T.V : L’autodérision, qui met en avant des situations pas forcément à mon avantage, c’est ce qui me fait le plus rire dans la vie. Enfin, pas sur le coup (rires) ! En général, quand je me tape la honte, à chaud ça ne va pas me faire marrer… Après, je me dis que ça fait une super anecdote à raconter par ce que les gens vont bien se foutre de ma gueule. Enfin, sachant que c’est moi qui la raconte. Donc je me positionne en fonction. Je n’ai pas envie de ne faire que des blagues, sur des gens, sur Michel Sardou, même si j’en fais déjà pas mal. J’ai envie de raconter des situations difficiles, comme le coup de l’autographe sur le dvd de Gad Elmaleh par exemple. Des moments de honte qui deviennent super comiques. En fait ce qui me fait le plus marrer c’est les moments ou je me retrouve le plus con. Ce n’est peut-être pas forcément à mon avantage mais je crois que l’autodérision c’est une ficelle qui plaît au public. Je serais vraiment à mon désavantage si c’était fait à mon insu. Mais là, c’est moi qui raconte, donc ça va.
Et cette expérience te permet-elle de mieux comprendre la galère vécue par les groupes de rock que tu as interviewé pendant des années ?
T.V. : Oui et non. Je ne vais pas baver sur les musiciens par ce que je les respecte beaucoup mais je pense qu’il est plus dur d’être seul sur une scène sans instruments de musique que d’être à quatre ou cinq. Quand tu as des gens qui parlent au bar pendant que tu joues de la musique, l’amplification est telle que finalement ce n’est pas trop grave. Si les vingt premiers rangs sont à fond avec toi, on s’en fout un peu qu’il y ait des gens qui parlent derrière. Quand tu fais un one-man show, tu es seul avec ta voix. Si il y a quatre personnes qui parlent au fond, tu les entends. Ca casse tout. L’écoute et l’équilibre sont vachement plus fragiles dans un one-man show. Il y a des watts en moins. Cela dit, j’ai vu des groupes souffrir sur scène et qui n’intéressent personne. Mais je fais plus le parallèle avec d’autres comédiens ou d’autres one-man show que j’ai vu et qui n’avaient pas l’écoute appropriée. C’est vraiment une difficulté au théâtre, quand des gens parlent dans la salle, c’est juste insupportable.
Et quand cela t’arrive, comment tu fais pour les « attraper » ?
T.V. : Quand tu fais du stand-up, ça va parce que tu peux intervenir. Moi, de toutes façons, je parle aux gens pendant le spectacle. Je peux facilement sortir du truc. Mais si je devais jouer le bourgeois gentilhomme, je me vois mal dire : « Belle marquise, vos beaux yeux me font mourir d’amour… Et puis d’un coup bon la paix maintenant, vous commencez à être chiant ! » (rires). Ca casserait un truc, forcément (rires).

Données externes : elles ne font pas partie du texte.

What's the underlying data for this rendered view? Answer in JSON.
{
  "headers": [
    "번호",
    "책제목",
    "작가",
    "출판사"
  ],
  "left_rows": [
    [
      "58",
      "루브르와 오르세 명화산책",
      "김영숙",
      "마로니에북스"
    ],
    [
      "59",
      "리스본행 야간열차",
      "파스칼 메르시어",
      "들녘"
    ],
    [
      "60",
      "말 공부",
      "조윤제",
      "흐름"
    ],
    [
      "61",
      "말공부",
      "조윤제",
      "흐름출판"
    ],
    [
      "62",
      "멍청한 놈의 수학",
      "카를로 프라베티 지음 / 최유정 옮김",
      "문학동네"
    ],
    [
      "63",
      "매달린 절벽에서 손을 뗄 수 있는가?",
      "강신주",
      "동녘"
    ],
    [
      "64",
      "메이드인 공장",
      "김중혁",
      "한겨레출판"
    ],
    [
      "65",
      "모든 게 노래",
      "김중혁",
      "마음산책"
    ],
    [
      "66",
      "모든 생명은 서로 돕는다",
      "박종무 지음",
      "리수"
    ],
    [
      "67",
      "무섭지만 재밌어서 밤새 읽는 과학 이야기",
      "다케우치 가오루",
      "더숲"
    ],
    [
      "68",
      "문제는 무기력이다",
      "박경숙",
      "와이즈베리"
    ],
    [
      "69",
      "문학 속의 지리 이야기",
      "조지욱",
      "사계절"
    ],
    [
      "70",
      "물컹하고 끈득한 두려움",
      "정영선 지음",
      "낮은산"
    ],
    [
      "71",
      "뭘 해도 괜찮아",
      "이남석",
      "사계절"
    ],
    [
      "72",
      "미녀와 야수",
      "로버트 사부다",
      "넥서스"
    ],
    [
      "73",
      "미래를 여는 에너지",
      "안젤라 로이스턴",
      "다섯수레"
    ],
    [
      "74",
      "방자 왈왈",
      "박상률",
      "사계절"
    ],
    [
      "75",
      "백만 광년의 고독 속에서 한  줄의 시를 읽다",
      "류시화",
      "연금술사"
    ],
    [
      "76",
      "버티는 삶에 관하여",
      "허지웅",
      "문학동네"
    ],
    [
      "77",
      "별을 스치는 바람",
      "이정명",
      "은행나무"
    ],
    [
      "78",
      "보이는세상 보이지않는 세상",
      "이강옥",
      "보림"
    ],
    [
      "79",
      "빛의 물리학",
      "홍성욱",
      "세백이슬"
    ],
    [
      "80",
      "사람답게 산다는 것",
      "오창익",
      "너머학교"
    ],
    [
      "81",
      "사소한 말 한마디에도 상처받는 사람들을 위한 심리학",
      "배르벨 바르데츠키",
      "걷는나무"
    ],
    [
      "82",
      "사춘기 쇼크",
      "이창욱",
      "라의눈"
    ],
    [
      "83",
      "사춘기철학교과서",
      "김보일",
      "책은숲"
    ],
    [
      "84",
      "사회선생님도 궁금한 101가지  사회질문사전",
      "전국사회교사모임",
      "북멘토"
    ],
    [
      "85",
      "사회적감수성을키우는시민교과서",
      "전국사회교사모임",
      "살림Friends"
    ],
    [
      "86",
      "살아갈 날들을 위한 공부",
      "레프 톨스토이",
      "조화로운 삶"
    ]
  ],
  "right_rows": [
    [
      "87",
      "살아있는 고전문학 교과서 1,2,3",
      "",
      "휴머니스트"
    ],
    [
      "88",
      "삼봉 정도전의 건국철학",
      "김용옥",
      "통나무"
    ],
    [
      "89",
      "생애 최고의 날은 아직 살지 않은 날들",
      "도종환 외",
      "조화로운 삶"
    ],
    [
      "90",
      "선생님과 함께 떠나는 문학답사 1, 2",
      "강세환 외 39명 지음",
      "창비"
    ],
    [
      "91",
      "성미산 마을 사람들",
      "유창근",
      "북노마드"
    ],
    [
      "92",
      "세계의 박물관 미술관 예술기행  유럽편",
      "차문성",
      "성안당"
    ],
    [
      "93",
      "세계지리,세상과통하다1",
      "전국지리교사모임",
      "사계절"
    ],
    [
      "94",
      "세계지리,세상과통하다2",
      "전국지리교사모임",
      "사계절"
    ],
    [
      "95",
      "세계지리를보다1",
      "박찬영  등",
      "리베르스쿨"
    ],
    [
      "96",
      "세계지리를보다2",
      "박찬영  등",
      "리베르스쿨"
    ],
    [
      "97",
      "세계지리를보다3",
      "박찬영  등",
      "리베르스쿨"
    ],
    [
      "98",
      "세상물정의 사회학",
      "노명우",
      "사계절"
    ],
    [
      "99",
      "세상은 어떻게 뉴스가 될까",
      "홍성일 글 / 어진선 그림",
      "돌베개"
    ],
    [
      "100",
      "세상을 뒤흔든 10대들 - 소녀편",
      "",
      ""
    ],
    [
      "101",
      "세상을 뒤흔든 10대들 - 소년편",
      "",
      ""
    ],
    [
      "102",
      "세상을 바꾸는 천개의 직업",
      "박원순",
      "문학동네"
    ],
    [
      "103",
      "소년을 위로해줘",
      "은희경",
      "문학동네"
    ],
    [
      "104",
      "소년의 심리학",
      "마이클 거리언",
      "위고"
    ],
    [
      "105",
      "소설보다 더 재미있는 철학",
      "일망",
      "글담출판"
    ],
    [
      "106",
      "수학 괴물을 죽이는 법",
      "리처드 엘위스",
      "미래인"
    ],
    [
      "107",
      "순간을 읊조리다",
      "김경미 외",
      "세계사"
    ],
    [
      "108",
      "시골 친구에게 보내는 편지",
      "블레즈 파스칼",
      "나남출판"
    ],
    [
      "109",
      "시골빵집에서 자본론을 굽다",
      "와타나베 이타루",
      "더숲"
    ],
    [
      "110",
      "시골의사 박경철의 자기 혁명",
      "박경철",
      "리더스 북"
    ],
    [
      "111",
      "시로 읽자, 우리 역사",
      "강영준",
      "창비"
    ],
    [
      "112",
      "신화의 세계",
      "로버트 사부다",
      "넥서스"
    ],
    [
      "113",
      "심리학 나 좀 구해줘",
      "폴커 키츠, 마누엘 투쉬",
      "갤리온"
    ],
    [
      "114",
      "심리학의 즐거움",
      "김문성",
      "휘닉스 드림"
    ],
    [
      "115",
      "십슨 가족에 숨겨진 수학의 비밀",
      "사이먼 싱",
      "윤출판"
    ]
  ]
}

Pas mal de tes sketches ont été mis sur You tube, d’un côté ça te fait de la promo dont tu as besoin mais de l’autre, ça ne casse pas un peu l’effet de surprise ?
T.V : C’est la grosse différence avec la musique où tu as besoin que le public entende ton morceau avant d’avoir envie de venir voir le concert. Si on voit ton spectacle en entier sur internet on n’a plus vraiment besoin de se déplacer. Sur le premier spectacle cinq ou six sketches ont été balancés, un dvd a même été tourné mais il n’est pas encore sorti. Par contre sur le nouveau, un seul sketch, celui sur Joey Starr, a été mis en ligne. C’est suffisant, je pense, pour donner aux gens l’envie de venir voir le reste. Pour un spectacle d’humour, tu ne peux pas en faire plus. Ca grille tout. Le public se marre à une blague, il ne va pas forcément rire une deuxième fois quand ils vont la voir en live.
Oui, mais dans le contexte « live », l’ambiance autour joue beaucoup…
T.V. : Oui bien sur, mais ce n’est pas la même mécanique de se dire, tiens je vais aller le voir. D’avoir envie d’aller voir un concert parce que tu as entendu un morceau qui te plait à la radio, c’est une autre démarche que de se déplacer pour un spectacle comique. Pour que le public se déplace, il faut qu’il ai déjà entendu suffisamment de sketches pour se dire : « lui, il me fait vraiment marrer, je vais y aller ». C’est pour ça que je fais des chroniques, inédites, à la radio, pour que les auditeurs se disent : « il a un univers intéressant, je vais aller le découvrir sur scène ».
Comment fais-tu les soirs où tu n’a pas envie de rire ?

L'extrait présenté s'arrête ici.